Marché du travail Premier emploi : l'insertion des diplômés de grandes écoles ralentit nettement
En bref
- Dans un contexte de baisse globale des recrutements, l’insertion professionnelle des diplômés de grandes écoles ralentit nettement.
- Les diplômés 2025 mettent davantage de temps à trouver un emploi que leurs prédécesseurs.
- L’enquête annuelle réalisée par la CGE montre également que les inégalités entre femmes et hommes, notamment salariales, restent présentes dès le premier emploi.
Insertion professionnelle : les diplômés des grandes écoles pénalisés par le ralentissement du marché
Alors que les diplômés des grandes écoles s’insèrent généralement rapidement sur le marché du travail, la situation se détériore nettement pour les diplômés 2025. C’est ce que révèle l'enquête sur l'insertion professionnelle des jeunes diplômés de la Conférence des grandes écoles (CGE), qui réunit plus de 240 établissements d’enseignement supérieur français. Cette enquête est réalisée chaque année auprès de 50 000 étudiants issus d’écoles d’ingénieurs, de management et d’autres établissements spécialisés (architecture, art, journalisme...).

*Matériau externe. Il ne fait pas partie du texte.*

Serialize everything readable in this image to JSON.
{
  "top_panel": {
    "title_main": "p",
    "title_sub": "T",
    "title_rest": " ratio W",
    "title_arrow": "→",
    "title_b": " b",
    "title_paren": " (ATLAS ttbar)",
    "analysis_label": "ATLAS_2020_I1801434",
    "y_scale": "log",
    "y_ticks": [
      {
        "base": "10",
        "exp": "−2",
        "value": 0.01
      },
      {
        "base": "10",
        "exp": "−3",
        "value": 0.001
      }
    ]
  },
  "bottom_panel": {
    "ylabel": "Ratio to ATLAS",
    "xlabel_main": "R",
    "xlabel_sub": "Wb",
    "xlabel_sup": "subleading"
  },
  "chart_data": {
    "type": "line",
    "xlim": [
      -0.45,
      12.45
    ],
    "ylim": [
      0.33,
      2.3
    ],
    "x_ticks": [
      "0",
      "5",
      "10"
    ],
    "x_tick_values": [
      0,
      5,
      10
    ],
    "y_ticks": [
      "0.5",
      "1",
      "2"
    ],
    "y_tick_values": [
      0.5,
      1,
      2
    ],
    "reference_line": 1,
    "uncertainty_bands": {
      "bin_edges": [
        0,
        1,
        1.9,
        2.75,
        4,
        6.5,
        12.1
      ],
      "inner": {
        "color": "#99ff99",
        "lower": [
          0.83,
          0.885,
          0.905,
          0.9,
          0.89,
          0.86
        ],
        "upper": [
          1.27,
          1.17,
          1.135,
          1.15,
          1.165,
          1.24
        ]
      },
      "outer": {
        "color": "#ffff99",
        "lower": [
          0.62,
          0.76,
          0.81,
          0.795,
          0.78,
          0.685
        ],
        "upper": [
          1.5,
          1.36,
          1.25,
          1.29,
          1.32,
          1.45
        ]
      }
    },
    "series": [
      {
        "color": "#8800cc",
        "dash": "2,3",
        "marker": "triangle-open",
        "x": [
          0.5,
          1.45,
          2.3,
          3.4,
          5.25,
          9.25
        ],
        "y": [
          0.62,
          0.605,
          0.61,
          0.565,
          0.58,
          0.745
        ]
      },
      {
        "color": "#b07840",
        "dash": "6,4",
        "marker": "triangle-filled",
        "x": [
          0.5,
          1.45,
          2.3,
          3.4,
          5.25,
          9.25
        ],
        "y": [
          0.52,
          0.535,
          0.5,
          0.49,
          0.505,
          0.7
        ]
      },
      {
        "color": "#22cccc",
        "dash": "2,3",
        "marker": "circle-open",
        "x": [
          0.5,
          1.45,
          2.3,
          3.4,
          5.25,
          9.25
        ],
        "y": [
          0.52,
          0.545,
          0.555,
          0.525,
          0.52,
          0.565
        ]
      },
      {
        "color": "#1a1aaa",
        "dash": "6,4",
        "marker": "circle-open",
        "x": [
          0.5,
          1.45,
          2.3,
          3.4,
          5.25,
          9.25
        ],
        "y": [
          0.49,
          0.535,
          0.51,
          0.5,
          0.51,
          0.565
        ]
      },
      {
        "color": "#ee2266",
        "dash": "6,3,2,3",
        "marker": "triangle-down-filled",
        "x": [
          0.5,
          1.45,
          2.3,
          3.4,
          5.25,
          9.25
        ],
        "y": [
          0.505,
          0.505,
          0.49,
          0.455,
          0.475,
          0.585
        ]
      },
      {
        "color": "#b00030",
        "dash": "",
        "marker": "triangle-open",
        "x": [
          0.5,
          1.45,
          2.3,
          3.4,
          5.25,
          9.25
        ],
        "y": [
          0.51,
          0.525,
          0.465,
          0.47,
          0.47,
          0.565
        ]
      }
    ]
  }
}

Les résultats de cette enquête montrent ainsi une dégradation du marché du travail pour les jeunes diplômés des grandes écoles, que ce soit au niveau des délais d’accès à un poste, de leur taux d’emploi ou encore de leur niveau de rémunération. Alors qu’environ 91 % des diplômés de la promotion 2023 occupaient un emploi dans les six mois suivant la fin de leurs études, ce taux chute à 80 % pour la promotion 2025.
Le taux net d’emploi recule également de 4 points par rapport à l’année précédente, alors que ces diplômés sont traditionnellement très recherchés par les employeurs.
Premier emploi : les diplômés des grandes écoles mettent plus de temps à être recrutés
Les écarts entre les filières restent relativement limités, même si les écoles d’ingénieurs conservent un léger avantage sur l’accès à l’emploi. Environ 77 % de leurs diplômés occupent un emploi moins de six mois après la fin de leurs études contre 74,5 % pour les écoles de management et 72 % pour les autres écoles spécialisées.
De même, 8 diplômés recrutés sur 10 l’ont été dans les deux mois suivant la fin de leurs études et près des deux tiers avaient signé un contrat avant même l’obtention de leur diplôme. Malgré la baisse importante par rapport aux promotions précédentes, ces filières continuent d’être un gage d’insertion professionnelle plutôt rapide, notamment dans les secteurs techniques et industriels. Les grandes écoles conservent donc un atout, même si l’accès au premier poste n’est plus aussi immédiat.
Ces résultats en demi-teinte doivent cependant être replacés dans un contexte général de ralentissement des recrutements. Selon l’enquête BMO de France Travail, les entreprises françaises prévoient environ 2,3 millions de recrutements pour l’année 2026, soit le niveau le plus bas observé depuis 2018.
Focus
Alternance et stages facilitent l'insertion professionnelle des diplômés
L’enquête souligne également le rôle déterminant des expériences professionnelles réalisées lors des études. En effet, plus de 4 diplômés en emploi sur 10 travaillent chez leur ancien employeur de stage ou d’alternance. Ces périodes permettent aux recruteurs d’évaluer les compétences des étudiants avant même l’obtention de leur diplôme, ce qui favorise souvent une embauche rapide.
Grandes écoles : des écarts de salaire persistants dès le premier emploi
Après plusieurs années de hausse, les rémunérations des jeunes diplômés semblent elles aussi atteindre un palier. Le salaire annuel brut moyen reste proche de 40 000 euros, mais sa progression ralentit nettement par rapport aux promotions précédentes.
Les diplômés des écoles de management restent mieux rémunérés que les ingénieurs et que ceux des autres écoles spécialisées (environ 41 000 € brut annuel en moyenne contre 39 000 € pour les autres). Ces différences dépendent du secteur dans lequel le diplômé évolue. Dans les sociétés de conseil par exemple, ce sont les managers qui sont le mieux payés tandis que dans les TIC, la tendance se renverse au profit des ingénieurs.
L’enquête met également en évidence la persistance des inégalités entre les femmes et les hommes, et ce dès le premier emploi. Pour la promotion 2025, les hommes touchent en moyenne 6 % de plus que les femmes. L’écart atteint 7 % parmi les diplômés des écoles de management.
Les différences de traitement ne se limitent pas au salaire, car les femmes accèdent aussi moins rapidement à l’emploi et occupent moins fréquemment des postes en CDI ou sous statut cadre. Ces écarts montrent que les inégalités entre les femmes et les hommes commencent dès l’entrée dans la vie active.